- Cover of Superman vol. #233, Jan. 1971, art by Neal Adams
- Publisher: DC Comics
- Publication date: January – September 1971
- Genre: Superhero;
- Title(s): Superman #233–235, 237–238, 240–242
- Main character: Superman

Creative team
- Writer: Dennis O'Neil
- Penciller: Curt Swan
- Inker: Murphy Anderson
- Editor: Julius Schwartz

= The Sandman Saga (Superman) =

Superman comic book story arc

"The Sandman Saga" is a Superman story arc published in 1971 in Superman #233–235, 237–238 and 240–242. This is the first Superman storyline under editor Julius Schwartz and the first Bronze Age-era Superman story.

==History==
In 1971, DC attempted to revamp and streamline the Superman universe, significantly reducing Superman's powers so that he was no longer a god-like character who was impossible to beat.

Many of the concepts introduced during this time, such as a powered-down Superman, Intergang, Project Cadmus, the Guardian, and Darkseid, would later be used in the post-Crisis incarnation of Superman that first appeared in John Byrne's The Man of Steel.

Mort Weisinger, the editor on the Superman titles, retired from his 30-year career at DC at the end of 1970. As he had been a prolific editor, DC replaced Weisinger with four people: Mike Sekowsky (Adventure Comics and Supergirl), Murray Boltinoff (Superboy, Action Comics and Superman's Pal Jimmy Olsen), E. Nelson Bridwell (Superman's Girl Friend, Lois Lane) and Julius Schwartz (World's Finest and Superman). The new editors streamlined the Superman mythos: things like kryptonite, imaginary stories, Mister Mxyzptlk, Bizarro, Krypto the Superdog, Jimmy Olsen's Elastic Lad stories, Lana Lang's Insect Queen stories and Titano the Super-Ape would all be removed and forgotten.

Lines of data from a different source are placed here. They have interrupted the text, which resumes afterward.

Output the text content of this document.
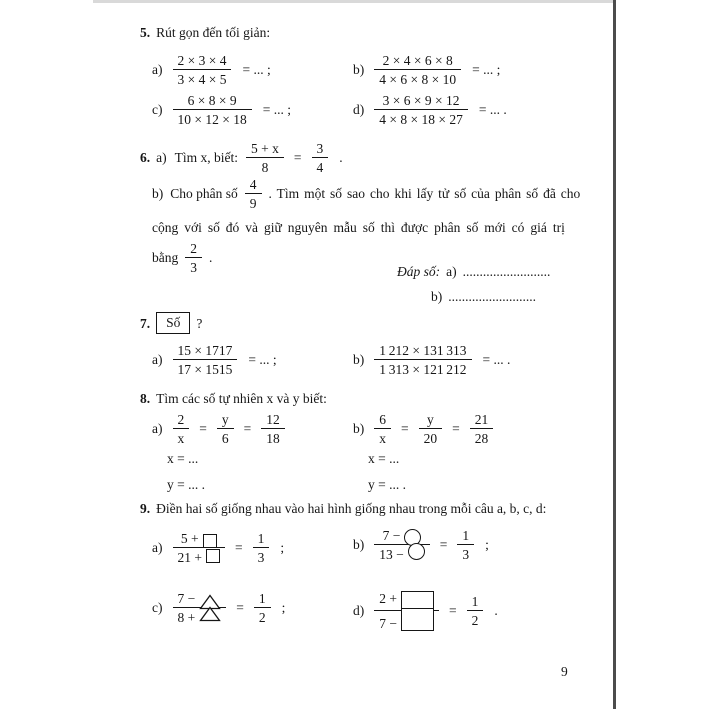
5. Rút gọn đến tối giản:
$a) \frac{2 \times 3 \times 4}{3 \times 4 \times 5}$ = ... ;	$b) \frac{2 \times 4 \times 6 \times 8}{4 \times 6 \times 8 \times 10}$ = ... ;
$c) \frac{6 \times 8 \times 9}{10 \times 12 \times 18}$ = ... ;	$d) \frac{3 \times 6 \times 9 \times 12}{4 \times 8 \times 18 \times 27}$ = ... .
6. a) Tìm x, biết: $\frac{5 + x}{8} = \frac{3}{4}$ .
b) Cho phân số $\frac{4}{9}$ . Tìm một số sao cho khi lấy tử số của phân số đã cho
cộng với số đó và giữ nguyên mẫu số thì được phân số mới có giá trị
bằng $\frac{2}{3}$ .
Đáp số: a) ..........................
b) ..........................
7.	Số	?
$a) \frac{15 \times 1717}{17 \times 1515}$ = ... ;	$b) \frac{1 212 \times 131 313}{1 313 \times 121 212}$ = ... .
8. Tìm các số tự nhiên x và y biết:
$a) \frac{2}{x} = \frac{y}{6} = \frac{12}{18}$	$b) \frac{6}{x} = \frac{y}{20} = \frac{21}{28}$
x = ...	x = ...
y = ... .	y = ... .
9. Điền hai số giống nhau vào hai hình giống nhau trong mỗi câu a, b, c, d:
$a) \frac{5 +}{21 +} = \frac{1}{3}$ ;	$b) \frac{7 -}{13 -} = \frac{1}{3}$ ;
$c) \frac{7 -}{8 +} = \frac{1}{2}$ ;	$d) \frac{2 +}{7 -} = \frac{1}{2}$ .
9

After a series of house ads including two-page center-spreads, DC published Superman #233 in January 1971. With the tagline The Amazing New Adventures of above the Superman title, and the displayed "1" which was actually part of the slogan "Number 1 Best-Selling Comics Magazine", it led some to believe that the book was actually called The Amazing New Adventures of Superman #1. Writer Dennis O'Neil, known from his work on Batman and Green Lantern/Green Arrow, and artists Curt Swan and Murphy Anderson began the "Sandman Saga" in this issue. The story opens with a scientist attempting to create an engine powered by kryptonite and inadvertently transforming all kryptonite on Earth into harmless iron. The same incident opens a portal to another dimension, releasing a spirit called Quarmer which transforms itself into a sand-based clone of Superman. Following this development, Clark Kent is reassigned by his new boss, Morgan Edge, as a television reporter of WGBS, and O'Neil dumps the wimpy-Clark Kent persona.

==Aftermath==
After the conclusion of the storyline, DC pulled the plug on this "new" incarnation and Cary Bates came in to script Superman #243. It is possible that DC was competing with its past and followed the advice of those fans who were more interested in seeing cosmic conflicts. While the "new" Superman still occasionally popped up, O'Neil's vision of Superman disappeared after the final "Sandman Saga" issue. In 1992, Walt Simonson wrote and drew a post-Crisis version of the "Sandman Saga" in Superman Special #1.

==Collection==
In January 2009, the storyline was collected as Volume 1 of the DC Comics Classics Library and titled Superman: Kryptonite Nevermore (ISBN 978-1401220853). It was later reprinted as a stand-alone trade paperback in 2012 (ISBN 978-1401234782) and a 50th anniversary hardcover edition in 2021 (ISBN 978-1779507525). A volume of DC Finest containing the story was released in 2025 (ISBN 978-1799501657).